Schon genug, wenn ich einzig den lieblichen Mund dir geküsset.
Hättet ihr, mich abweisend, die Pforte gesperrt mit dem Riegel;
Sicherlich wären auch Beil’ und brennende Fackeln gekommen.
Denke, woher die Liebe mir nahete, hohe Selene!
Dank nun, Dank bekenn’ ich zuerst der erhabenen Kypris
Schuldig zu seyn; nächst Kypris entraftest mich du aus dem Feuer,
Süsses Weib, mich hieher in die trauliche Kammer bescheidend,
Mich schon halb versenkten; denn Eros zündet ja wahrlich
Oft noch entflammtere Glut, wie der Liparäer Hefästos.
Denke, woher die Liebe mir nahete, hohe Selene!
Er mit verderblicher Wut hat die Jungfrau selbst aus der Kammer,
Auch die Vermählte gescheucht, das Bette noch warm zu verlassen,
Ihres Gemahls! So sprach er; und ich schnellgläubige faßt’ ihm
Leise die Hand, und zog ihn heran zum schwellenden Lager.
Bald ward Leib an Leib wie von Sonnen erwärmt, und das Antliz
Glühete mehr denn zuvor, und wir flüsterten hold mit einander.

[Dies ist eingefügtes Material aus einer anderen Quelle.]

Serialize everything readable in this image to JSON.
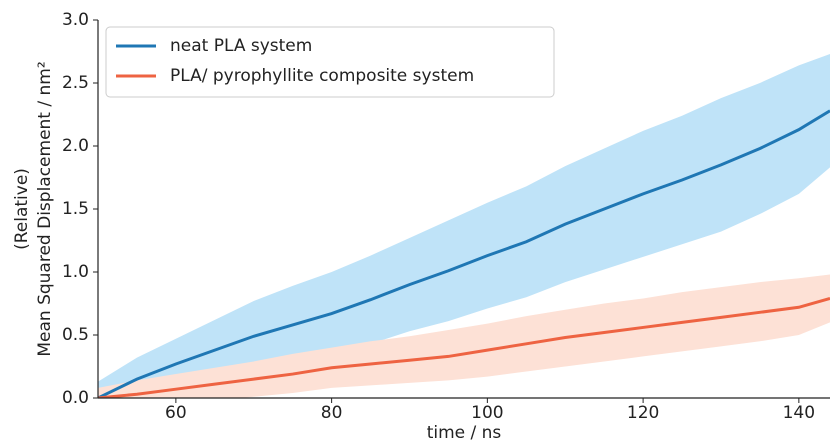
{
  "chart_data": {
    "type": "line",
    "xlabel": "time / ns",
    "ylabel": [
      "(Relative)",
      "Mean Squared Displacement / nm²"
    ],
    "x": [
      50,
      55,
      60,
      65,
      70,
      75,
      80,
      85,
      90,
      95,
      100,
      105,
      110,
      115,
      120,
      125,
      130,
      135,
      140,
      144
    ],
    "series": [
      {
        "name": "neat PLA system",
        "color": "#1f77b4",
        "band_color": "#bfe3f8",
        "values": [
          0,
          0.15,
          0.27,
          0.38,
          0.49,
          0.58,
          0.67,
          0.78,
          0.9,
          1.01,
          1.13,
          1.24,
          1.38,
          1.5,
          1.62,
          1.73,
          1.85,
          1.98,
          2.13,
          2.28
        ],
        "upper": [
          0.13,
          0.32,
          0.47,
          0.62,
          0.77,
          0.89,
          1.0,
          1.13,
          1.27,
          1.41,
          1.55,
          1.68,
          1.84,
          1.98,
          2.12,
          2.24,
          2.38,
          2.5,
          2.64,
          2.73
        ],
        "lower": [
          -0.13,
          -0.02,
          0.07,
          0.14,
          0.21,
          0.27,
          0.34,
          0.43,
          0.53,
          0.61,
          0.71,
          0.8,
          0.92,
          1.02,
          1.12,
          1.22,
          1.32,
          1.46,
          1.62,
          1.83
        ]
      },
      {
        "name": "PLA/ pyrophyllite composite system",
        "color": "#ee6342",
        "band_color": "#fde1d6",
        "values": [
          0,
          0.03,
          0.07,
          0.11,
          0.15,
          0.19,
          0.24,
          0.27,
          0.3,
          0.33,
          0.38,
          0.43,
          0.48,
          0.52,
          0.56,
          0.6,
          0.64,
          0.68,
          0.72,
          0.79
        ],
        "upper": [
          0.08,
          0.14,
          0.19,
          0.24,
          0.29,
          0.35,
          0.4,
          0.45,
          0.49,
          0.54,
          0.59,
          0.65,
          0.7,
          0.75,
          0.79,
          0.84,
          0.88,
          0.92,
          0.95,
          0.98
        ],
        "lower": [
          -0.08,
          -0.07,
          -0.05,
          -0.02,
          0.01,
          0.04,
          0.08,
          0.1,
          0.12,
          0.14,
          0.17,
          0.21,
          0.25,
          0.29,
          0.33,
          0.37,
          0.41,
          0.45,
          0.5,
          0.6
        ]
      }
    ],
    "xlim": [
      50,
      144
    ],
    "xticks": [
      60,
      80,
      100,
      120,
      140
    ],
    "ylim": [
      0,
      3
    ],
    "yticks": [
      {
        "value": 0,
        "label": "0.0"
      },
      {
        "value": 0.5,
        "label": "0.5"
      },
      {
        "value": 1,
        "label": "1.0"
      },
      {
        "value": 1.5,
        "label": "1.5"
      },
      {
        "value": 2,
        "label": "2.0"
      },
      {
        "value": 2.5,
        "label": "2.5"
      },
      {
        "value": 3,
        "label": "3.0"
      }
    ],
    "legend": "upper left",
    "grid": false
  }
}
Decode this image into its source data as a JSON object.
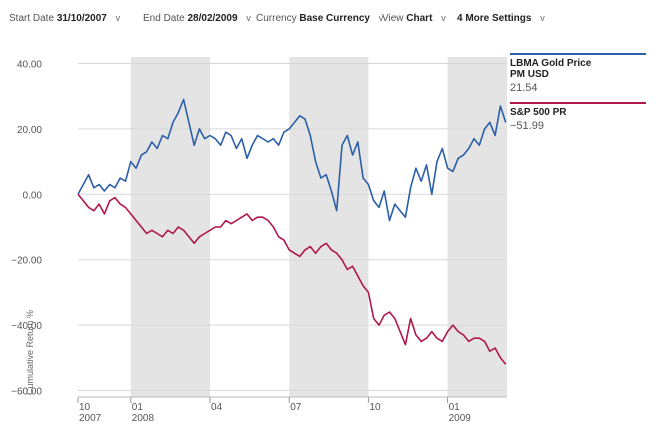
{
  "toolbar": {
    "start_label": "Start Date",
    "start_value": "31/10/2007",
    "end_label": "End Date",
    "end_value": "28/02/2009",
    "currency_label": "Currency",
    "currency_value": "Base Currency",
    "view_label": "View",
    "view_value": "Chart",
    "more_label": "4 More Settings",
    "chevron": "v"
  },
  "legend": [
    {
      "name": "LBMA Gold Price PM USD",
      "value": "21.54",
      "color": "#2b5fa8"
    },
    {
      "name": "S&P 500 PR",
      "value": "−51.99",
      "color": "#b0174a"
    }
  ],
  "chart_data": {
    "type": "line",
    "ylabel": "Cumulative Return %",
    "ylim": [
      -62,
      42
    ],
    "yticks": [
      40,
      20,
      0,
      -20,
      -40,
      -60
    ],
    "ytick_labels": [
      "40.00",
      "20.00",
      "0.00",
      "−20.00",
      "−40.00",
      "−60.00"
    ],
    "x_range": [
      0,
      16.25
    ],
    "xticks": [
      {
        "x": 0,
        "label": "10",
        "sub": "2007"
      },
      {
        "x": 2,
        "label": "01",
        "sub": "2008"
      },
      {
        "x": 5,
        "label": "04",
        "sub": ""
      },
      {
        "x": 8,
        "label": "07",
        "sub": ""
      },
      {
        "x": 11,
        "label": "10",
        "sub": ""
      },
      {
        "x": 14,
        "label": "01",
        "sub": "2009"
      }
    ],
    "shaded_bands": [
      [
        2,
        5
      ],
      [
        8,
        11
      ],
      [
        14,
        16.25
      ]
    ],
    "colors": {
      "gold": "#2b5fa8",
      "sp500": "#b0174a",
      "band": "#e4e4e4",
      "grid": "#d8d8d8"
    },
    "series": [
      {
        "name": "LBMA Gold Price PM USD",
        "color": "#2b5fa8",
        "x": [
          0,
          0.2,
          0.4,
          0.6,
          0.8,
          1.0,
          1.2,
          1.4,
          1.6,
          1.8,
          2.0,
          2.2,
          2.4,
          2.6,
          2.8,
          3.0,
          3.2,
          3.4,
          3.6,
          3.8,
          4.0,
          4.2,
          4.4,
          4.6,
          4.8,
          5.0,
          5.2,
          5.4,
          5.6,
          5.8,
          6.0,
          6.2,
          6.4,
          6.6,
          6.8,
          7.0,
          7.2,
          7.4,
          7.6,
          7.8,
          8.0,
          8.2,
          8.4,
          8.6,
          8.8,
          9.0,
          9.2,
          9.4,
          9.6,
          9.8,
          10.0,
          10.2,
          10.4,
          10.6,
          10.8,
          11.0,
          11.2,
          11.4,
          11.6,
          11.8,
          12.0,
          12.2,
          12.4,
          12.6,
          12.8,
          13.0,
          13.2,
          13.4,
          13.6,
          13.8,
          14.0,
          14.2,
          14.4,
          14.6,
          14.8,
          15.0,
          15.2,
          15.4,
          15.6,
          15.8,
          16.0,
          16.2
        ],
        "values": [
          0,
          3,
          6,
          2,
          3,
          1,
          3,
          2,
          5,
          4,
          10,
          8,
          12,
          13,
          16,
          14,
          18,
          17,
          22,
          25,
          29,
          22,
          15,
          20,
          17,
          18,
          17,
          15,
          19,
          18,
          14,
          17,
          11,
          15,
          18,
          17,
          16,
          17,
          15,
          19,
          20,
          22,
          24,
          23,
          18,
          10,
          5,
          6,
          1,
          -5,
          15,
          18,
          12,
          16,
          5,
          3,
          -2,
          -4,
          1,
          -8,
          -3,
          -5,
          -7,
          2,
          8,
          4,
          9,
          0,
          10,
          14,
          8,
          7,
          11,
          12,
          14,
          17,
          15,
          20,
          22,
          18,
          27,
          22
        ]
      },
      {
        "name": "S&P 500 PR",
        "color": "#b0174a",
        "x": [
          0,
          0.2,
          0.4,
          0.6,
          0.8,
          1.0,
          1.2,
          1.4,
          1.6,
          1.8,
          2.0,
          2.2,
          2.4,
          2.6,
          2.8,
          3.0,
          3.2,
          3.4,
          3.6,
          3.8,
          4.0,
          4.2,
          4.4,
          4.6,
          4.8,
          5.0,
          5.2,
          5.4,
          5.6,
          5.8,
          6.0,
          6.2,
          6.4,
          6.6,
          6.8,
          7.0,
          7.2,
          7.4,
          7.6,
          7.8,
          8.0,
          8.2,
          8.4,
          8.6,
          8.8,
          9.0,
          9.2,
          9.4,
          9.6,
          9.8,
          10.0,
          10.2,
          10.4,
          10.6,
          10.8,
          11.0,
          11.2,
          11.4,
          11.6,
          11.8,
          12.0,
          12.2,
          12.4,
          12.6,
          12.8,
          13.0,
          13.2,
          13.4,
          13.6,
          13.8,
          14.0,
          14.2,
          14.4,
          14.6,
          14.8,
          15.0,
          15.2,
          15.4,
          15.6,
          15.8,
          16.0,
          16.2
        ],
        "values": [
          0,
          -2,
          -4,
          -5,
          -3,
          -6,
          -2,
          -1,
          -3,
          -4,
          -6,
          -8,
          -10,
          -12,
          -11,
          -12,
          -13,
          -11,
          -12,
          -10,
          -11,
          -13,
          -15,
          -13,
          -12,
          -11,
          -10,
          -10,
          -8,
          -9,
          -8,
          -7,
          -6,
          -8,
          -7,
          -7,
          -8,
          -10,
          -13,
          -14,
          -17,
          -18,
          -19,
          -17,
          -16,
          -18,
          -16,
          -15,
          -17,
          -18,
          -20,
          -23,
          -22,
          -25,
          -28,
          -30,
          -38,
          -40,
          -37,
          -36,
          -38,
          -42,
          -46,
          -38,
          -43,
          -45,
          -44,
          -42,
          -44,
          -45,
          -42,
          -40,
          -42,
          -43,
          -45,
          -44,
          -44,
          -45,
          -48,
          -47,
          -50,
          -52
        ]
      }
    ]
  }
}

Daß ich nicht zu lange dir plaudere, liebe Selene;
Siehe, geschehn war die That, und wir freuten uns beide des Wunsches.
Nie ward mir von jenem ein Vorwurf, ehe denn gestern,
Noch ihm einer von mir. Nun kam zum Besuche die Mutter
Meiner guten Filista, der Flöterin, und der Melixo,
Heute, sobald am Himmel empor sich schwangen die Rosse,
Von dem Okeanos tragend die rosenarmige Eos.
Und viel andres erzählte sie mir, und wie Delfis verliebt sei.
Aber ob jezt ein Mädchen ihn fessele, oder ein Jüngling,
Wußte sie nicht so genau; dies eine nur: immer zum Taumel
Schwelgt’ er im Nektar der Lieb’, und zulezt entflattert’ er treulos.
Auch umhäng’ er mit Kränzen, erzählte sie, jenem die Wohnung.
Dieses that die Freundin mir kund; und die Freundin ist wahrhaft.
Denn wohl dreimal vordem und viermal pflegt’ er zu kommen,
Oft bei mir hinsezend das Dorische Krüglein mit Salböhl.
Nun sind schon zwölf Tage, seitdem ich ihn nimmer gesehen.
Hat er nicht andere Luft sich gesucht, und unser vergessen?
Jezo mit Liebeszauber beschwör’ ich ihn. Aber wofern er
Mehr mich betrübt; bei den Mören! an Aides Thor soll er klopfen!
Solch ein verderbliches Gift bewahr’ ich ihm, mein’ ich, im Kästlein,
Wie ein assyrischer Fremdling, o Herrscherin, mich es gelehret.
Lebe nun wohl, und hinab zum Okeanos lenke die Rosse,
Herrliche! Ich will tragen mein Elend, wie ich begonnen!
Lebe denn wohl, o Selene, du glänzende! Lebet auch ihr wohl,
Sterne, so viel den Wagen der ruhigen Nacht ihr begleitet!